В книге рассказывается история главного героя, который сталкивается с различными проблемами и препятствиями на протяжении всего своего путешествия. По пути он встречает множество второстепенных персонажей, которые играют важные роли в истории. Благодаря опыту главного героя книга исследует такие темы, как любовь, потеря, надежда и стойкость.

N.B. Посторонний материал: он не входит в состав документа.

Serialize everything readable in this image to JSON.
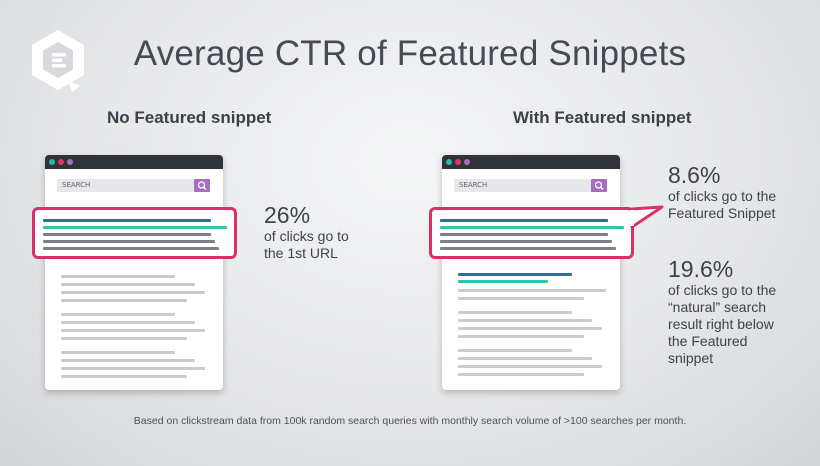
{
  "title": "Average CTR of Featured Snippets",
  "logo": {
    "icon": "contently-logo-icon",
    "color": "#ffffff"
  },
  "panels": [
    {
      "heading": "No Featured snippet",
      "search_placeholder": "SEARCH",
      "stats": [
        {
          "value": "26%",
          "text": "of clicks go to\nthe 1st URL"
        }
      ]
    },
    {
      "heading": "With Featured snippet",
      "search_placeholder": "SEARCH",
      "stats": [
        {
          "value": "8.6%",
          "text": "of clicks go to the\nFeatured Snippet"
        },
        {
          "value": "19.6%",
          "text": "of clicks go to the\n“natural” search\nresult right below\nthe Featured\nsnippet"
        }
      ]
    }
  ],
  "footnote": "Based on clickstream data from 100k random search queries with monthly search volume of >100 searches per month.",
  "colors": {
    "highlight": "#d9306a",
    "blue_line": "#2f6f9e",
    "green_line": "#33c3a5",
    "gray_line": "#7b8089",
    "light_line": "#c9cbcf",
    "search_button": "#a46dbf",
    "dot_teal": "#2bb7b0",
    "dot_red": "#e0346a",
    "dot_purple": "#a46dbf"
  }
}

По мере того, как главный герой преодолевает свои трудности, он усваивает ценные уроки жизни и растет как личность.
В книгу, составленную Асаром Эппелем, вошли рассказы, посвященные жизни российских евреев. Среди авторов сборника Василий Аксенов, Сергей Довлатов, Людмила Петрушевская, Алексей Варламов, Сергей Юрский… Всех их — при большом разнообразии творческих методов — объединяет пристальное внимание к внутреннему миру человека, тонкое чувство стиля, талант рассказчика.
Впервые на русском языке выходит самый знаменитый роман ведущего израильского прозаика Меира Шалева. Эта книга о том поколении евреев, которое пришло из России в Палестину и превратило ее пески и болота в цветущую страну, Эрец-Исраэль. В мастерски выстроенном повествовании трагедия переплетена с иронией, русская любовь с горьким еврейским юмором, поэтический миф с грубой правдой тяжелого труда. История обитателей маленькой долины, отвоеванной у природы, вмещает огромный мир страсти и тоски, надежд и страданий, верности и боли.«Русский роман» — третье произведение Шалева, вышедшее в издательстве «Текст», после «Библии сегодня» (2000) и «В доме своем в пустыне…» (2005).
Роман «Свежо предание» — из разряда тех книг, которым пророчили публикацию лишь «через двести-триста лет». На этом параллели с «Жизнью и судьбой» Василия Гроссмана не заканчиваются: с разницей в год — тот же «Новый мир», тот же Твардовский, тот же сейф… Эпопея Гроссмана была напечатана за границей через 19 лет, в России — через 27. Роман И. Грековой увидел свет через 33 года (на родине — через 35 лет), к счастью, при жизни автора. В нем Елена Вентцель, русская женщина с немецкой фамилией, коснулась невозможного, для своего времени непроизносимого: сталинского антисемитизма.